L’influence des fonctions cognitives sur le risque suicidaire est controversée. Certains auteurs, soulignant le lien
entre qualité de l’insight et fonctionnement cognitif, suggèrent indirectement une relation positive entre cognition
et risque suicidaire [10,19,22]. Une bonne conscience de
la maladie, des capacités cognitives préservées et un bon
niveau prémorbide contribueraient à l’émergence du désespoir chez les patients schizophrènes [19]. D’autres auteurs,
en revanche, ne retrouvent aucun effet de la cognition sur
le risque suicidaire [29].
Un lien a récemment été établi entre troubles cognitifs
et risque suicidaire chez des suicidants non schizophrènes :
la perturbation de la prise de décision (évaluée par l’Iowa
Gambling Task ou IGT) pourrait être un trait de vulnérabilité
suicidaire [17]. Cette fonction cognitive, fortement corrélée
au fonctionnement du cortex orbitofrontal, est également
altérée dans la schizophrénie [31]. En outre, des anomalies structurales et fonctionnelles du cortex orbitofrontal
ont été corrélées à de mauvais résultats à l’IGT, à un mauvais insight et à des cognitions sociales altérées [33]. Ces
éléments pourraient converger vers un dysfonctionnement
social ainsi qu’une mauvaise observance et augmenter le
risque suicidaire.
L’impulsivité est souvent corrélée aux conduites suicidaires chez les sujets souffrant de schizophrénie [10]. En
outre, ce trait de personnalité caractérise également les
conduites addictives, facteur de risque suicidaire indépendant.
Facteurs liés à la prise en charge thérapeutique
Chez les patients souffrant de schizophrénie, il est montré
que les difficultés d’accès aux soins constituent un facteur
de risque de conduites suicidaires [11]. Mais le séjour hospitalier représente lui-même une circonstance favorable au
180
passage à l’acte [11,25]. La période la plus à risque de suicide correspond aux premières années qui suivent la sortie
de l’hôpital, voire le premier mois [25]. Il apparaît donc
légitime de promouvoir un suivi ambulatoire rapproché à
l’issue de l’hospitalisation.
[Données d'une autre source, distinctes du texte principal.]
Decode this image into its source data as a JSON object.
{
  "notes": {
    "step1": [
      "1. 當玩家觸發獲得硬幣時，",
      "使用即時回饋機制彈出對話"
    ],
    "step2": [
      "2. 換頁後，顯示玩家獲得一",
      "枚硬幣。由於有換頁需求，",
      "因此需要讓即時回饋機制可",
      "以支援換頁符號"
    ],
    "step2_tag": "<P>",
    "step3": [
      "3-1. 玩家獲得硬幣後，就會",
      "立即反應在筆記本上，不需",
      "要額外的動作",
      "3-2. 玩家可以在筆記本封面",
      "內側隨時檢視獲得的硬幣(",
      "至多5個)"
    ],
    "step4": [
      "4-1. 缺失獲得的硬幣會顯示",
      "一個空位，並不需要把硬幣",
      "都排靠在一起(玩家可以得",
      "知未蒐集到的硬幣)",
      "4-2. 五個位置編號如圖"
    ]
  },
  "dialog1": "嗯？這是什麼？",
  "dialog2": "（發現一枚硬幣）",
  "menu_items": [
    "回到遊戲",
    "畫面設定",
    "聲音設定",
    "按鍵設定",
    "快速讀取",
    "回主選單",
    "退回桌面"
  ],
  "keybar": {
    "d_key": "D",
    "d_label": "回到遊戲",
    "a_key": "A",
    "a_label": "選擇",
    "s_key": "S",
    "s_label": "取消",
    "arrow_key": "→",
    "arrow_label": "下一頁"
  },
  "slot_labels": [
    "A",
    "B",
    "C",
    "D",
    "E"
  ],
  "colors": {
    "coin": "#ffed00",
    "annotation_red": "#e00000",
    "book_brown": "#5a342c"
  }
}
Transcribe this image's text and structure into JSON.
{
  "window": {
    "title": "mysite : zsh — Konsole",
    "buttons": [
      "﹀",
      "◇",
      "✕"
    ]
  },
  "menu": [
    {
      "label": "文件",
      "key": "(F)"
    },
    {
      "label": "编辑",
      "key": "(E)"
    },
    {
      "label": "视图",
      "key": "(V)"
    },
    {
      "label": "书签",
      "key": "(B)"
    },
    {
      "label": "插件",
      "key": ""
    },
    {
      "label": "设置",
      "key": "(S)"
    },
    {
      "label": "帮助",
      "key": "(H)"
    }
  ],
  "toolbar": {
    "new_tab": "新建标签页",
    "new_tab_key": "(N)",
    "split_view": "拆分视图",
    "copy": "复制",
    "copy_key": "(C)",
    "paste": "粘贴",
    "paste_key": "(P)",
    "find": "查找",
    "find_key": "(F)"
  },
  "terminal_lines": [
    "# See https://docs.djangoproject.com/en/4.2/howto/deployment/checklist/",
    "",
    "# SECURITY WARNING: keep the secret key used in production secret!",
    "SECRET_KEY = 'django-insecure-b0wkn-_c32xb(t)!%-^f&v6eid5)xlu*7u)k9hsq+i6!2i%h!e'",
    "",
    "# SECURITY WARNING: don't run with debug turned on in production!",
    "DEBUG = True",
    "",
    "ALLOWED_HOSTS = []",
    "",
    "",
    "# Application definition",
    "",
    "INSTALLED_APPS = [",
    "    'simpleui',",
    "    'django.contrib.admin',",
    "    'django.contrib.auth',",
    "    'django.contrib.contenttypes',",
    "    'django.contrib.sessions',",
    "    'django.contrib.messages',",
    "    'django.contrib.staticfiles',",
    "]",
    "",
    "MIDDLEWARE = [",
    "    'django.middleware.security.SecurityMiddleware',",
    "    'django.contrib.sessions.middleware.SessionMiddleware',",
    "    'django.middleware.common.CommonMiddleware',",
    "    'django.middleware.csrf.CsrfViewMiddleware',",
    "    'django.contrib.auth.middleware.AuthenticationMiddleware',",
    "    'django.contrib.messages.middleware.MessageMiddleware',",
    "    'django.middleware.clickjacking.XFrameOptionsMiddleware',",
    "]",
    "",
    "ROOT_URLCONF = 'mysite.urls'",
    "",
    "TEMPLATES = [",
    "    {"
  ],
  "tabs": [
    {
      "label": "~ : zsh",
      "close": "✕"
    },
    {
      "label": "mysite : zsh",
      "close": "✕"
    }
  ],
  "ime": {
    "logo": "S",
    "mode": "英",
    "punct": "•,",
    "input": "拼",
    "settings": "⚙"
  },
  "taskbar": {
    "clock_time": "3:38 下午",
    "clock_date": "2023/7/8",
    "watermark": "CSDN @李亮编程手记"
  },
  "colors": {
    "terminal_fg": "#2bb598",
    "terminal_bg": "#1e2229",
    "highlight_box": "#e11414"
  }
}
Enfin, Desai et al. [11] suggèrent
qu’une hospitalisation favorise le passage à l’acte suicidaire
lorsqu’elle est de courte durée.
Si les neuroleptiques classiques ont révolutionné la prise
en charge des patients psychotiques, ils n’ont pas permis
une diminution du taux de suicides dans la schizophrénie. La
prise de neuroleptiques pourrait même constituer un facteur
de risque de décès par suicide [3]. Les effets secondaires
extrapyramidaux, en particulier l’akathisie, aggraveraient
le risque de suicide par la gêne fonctionnelle occasionnée
et leur effet dépressogène propre [28]. En revanche, certains neuroleptiques atypiques pourraient exercer un effet
protecteur [3].
Une bonne compliance au traitement, en lien avec un
insight de qualité, le désespoir et la dépression, pourrait
être associée à la suicidalité [2]. Cependant, il a été, à
l’inverse, suggéré que le suicide était favorisé par une mauvaise compliance, un manque de confiance et une attitude
négative envers le traitement par le biais d’une évolution
péjorative du trouble — recrudescences psychotiques, hospitalisations et détérioration du fonctionnement [10,35].
Conclusion
L’ensemble de ces résultats illustre la richesse de la
littérature sur ce sujet. Mais leur interprétation demeure
parfois délicate. Si certains facteurs de risque peuvent être
appréhendés selon un schéma linéaire, d’autres nécessitent certainement une approche plus nuancée. Le cas de
l’insight, concept multidimensionnel, est particulièrement
typique. Un bon insight, comme un mauvais insight peuvent,
selon les circonstances, favoriser l’éclosion d’idées et de
comportements suicidaires.
L’identification de facteurs de risque demeure une étape
essentielle vers l’élaboration de stratégies de prévention et
de soins. Il ne faudrait pourtant pas négliger l’intérêt des
facteurs de protection. Ces derniers ne sont pas simplement
une inversion des facteurs de risque ; ils représentent plus
certainement des caractéristiques propres aux patients non
suicidaires. Ils pourraient devenir dans les années à venir
une voie de recherche essentielle dans la lutte contre le
suicide au cours de la schizophrénie.